Nineteen days into the search for Malaysian Airlines Flight 370, the latest satellite images are the first to suggest that a debris field from the plane — rather than just a few objects — may be floating in the southern Indian Ocean, though no wreckage has been confirmed. Previously, an Australian satellite detected two large objects and a Chinese satellite detected one.
All three finds were made in roughly the same area, far southwest of Australia, where a desperate, multinational hunt has been going on for days.
Clouds obscured the latest satellite images, but dozens of objects could be seen in the gaps, ranging in length from one meter (3 feet) to 23 meters (76 feet). At a news conference in Kuala Lumpur, Hishammuddin said some of them "appeared to be bright, possibly indicating solid materials."
The images were taken Sunday and relayed by French-based Airbus Defence and Space, a division of Europe's Airbus Group; its businesses include the operation of satellites and satellite communications. The company said in a statement that it has mobilized five observation satellites, including two that can produce very high resolution images, to help locate the plane.
Various floating objects have been spotted in the area by planes over the last week, including on Wednesday, when the Australian Maritime Safety Authority said three more objects were seen. The authority said two objects seen from a civil aircraft appeared to be rope, and that a New Zealand military plane spotted a blue object.
None of the objects were seen on a second pass, a frustration that has been repeated several times in the hunt for Flight 370, missing since March 8 with 239 people aboard.

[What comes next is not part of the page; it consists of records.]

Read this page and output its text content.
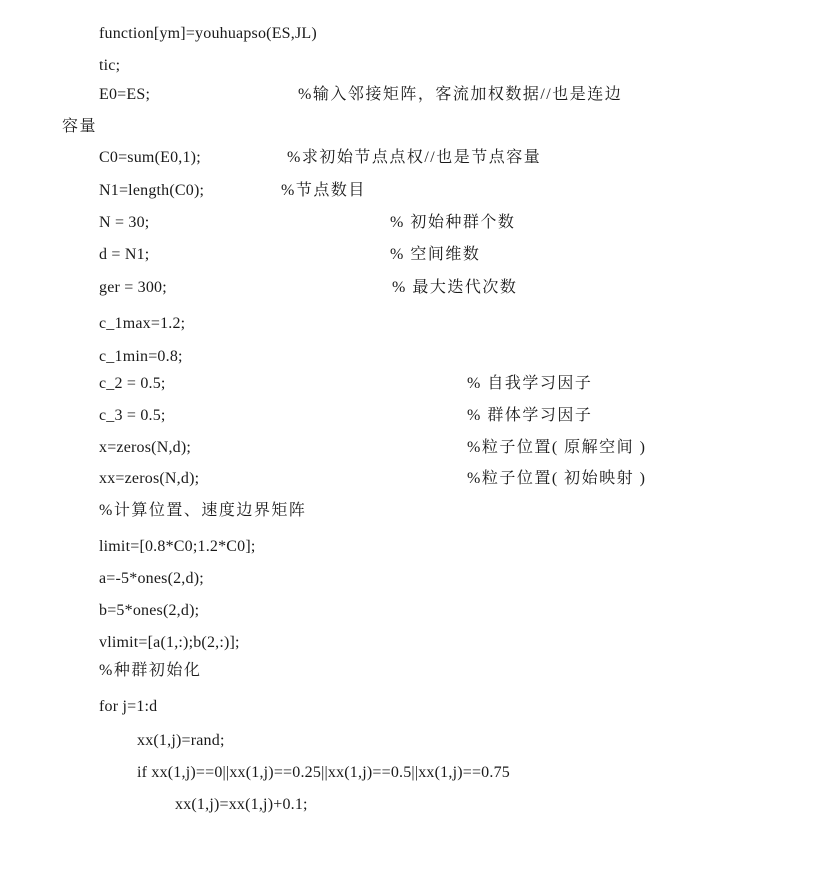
function[ym]=youhuapso(ES,JL)
tic;
E0=ES;	%输入邻接矩阵，客流加权数据//也是连边
容量
C0=sum(E0,1);	%求初始节点点权//也是节点容量
N1=length(C0);	%节点数目
N = 30;	% 初始种群个数
d = N1;	% 空间维数
ger = 300;	% 最大迭代次数
c_1max=1.2;
c_1min=0.8;
c_2 = 0.5;	% 自我学习因子
c_3 = 0.5;	% 群体学习因子
x=zeros(N,d);	%粒子位置( 原解空间 )
xx=zeros(N,d);	%粒子位置( 初始映射 )
%计算位置、速度边界矩阵
limit=[0.8*C0;1.2*C0];
a=-5*ones(2,d);
b=5*ones(2,d);
vlimit=[a(1,:);b(2,:)];
%种群初始化
for j=1:d
xx(1,j)=rand;
if xx(1,j)==0||xx(1,j)==0.25||xx(1,j)==0.5||xx(1,j)==0.75
xx(1,j)=xx(1,j)+0.1;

Australian officials did not say whether they received the French imagery in time for search planes out at sea to look for the possible debris field, and did not return repeated phone messages seeking further comment.
It remains uncertain whether any of the objects seen came from the plane; they could have come from a cargo ship or something else.
The search resumed Wednesday after fierce winds and high waves forced crews to take a break Tuesday. A total of 12 planes and five ships from the United States, China, Japan, South Korea, Australia and New Zealand were participating in the search, hoping to find even a single piece of the jet that could offer tangible evidence of a crash and provide clues to find the rest of the wreckage.
Malaysia announced Monday that a mathematical analysis of the final known satellite signals from the plane showed that it had crashed in the sea, killing everyone on board.
The new data greatly reduced the search zone, but it remains huge — an area estimated at 1.6 million square kilometers (622,000 square miles), about the size of Alaska.
"We're throwing everything we have at this search," Australian Prime Minister Tony Abbott told Nine Network television on Wednesday.
"This is about the most inaccessible spot imaginable. It's thousands of kilometers from anywhere," he later told Seven Network television. He vowed that "we will do what we can to solve this riddle."
Malaysia has been criticized over its handling of the search, though it is one of the most perplexing mysteries in aviation history. Much of the most strident criticism has come from relatives of the 153 Chinese missing, some of whom expressed outrage that Malaysia essentially declared their loved ones dead without recovering a single piece of wreckage.
At a hotel banquet room in Beijing on Wednesday, a delegation of Malaysian government and airline officials explained what they knew to relatives of those lost. They were met with skepticism and even ridicule by some of the roughly 100 people in audience, who questioned some of the report's findings, including how investigators could have concluded the direction and speed of the plane. One man later said he wanted to pummel everyone in the Malaysian delegation.
"Time will heal emotions that are running high. We fully understand," Hishammuddin said in Kuala Lumpur.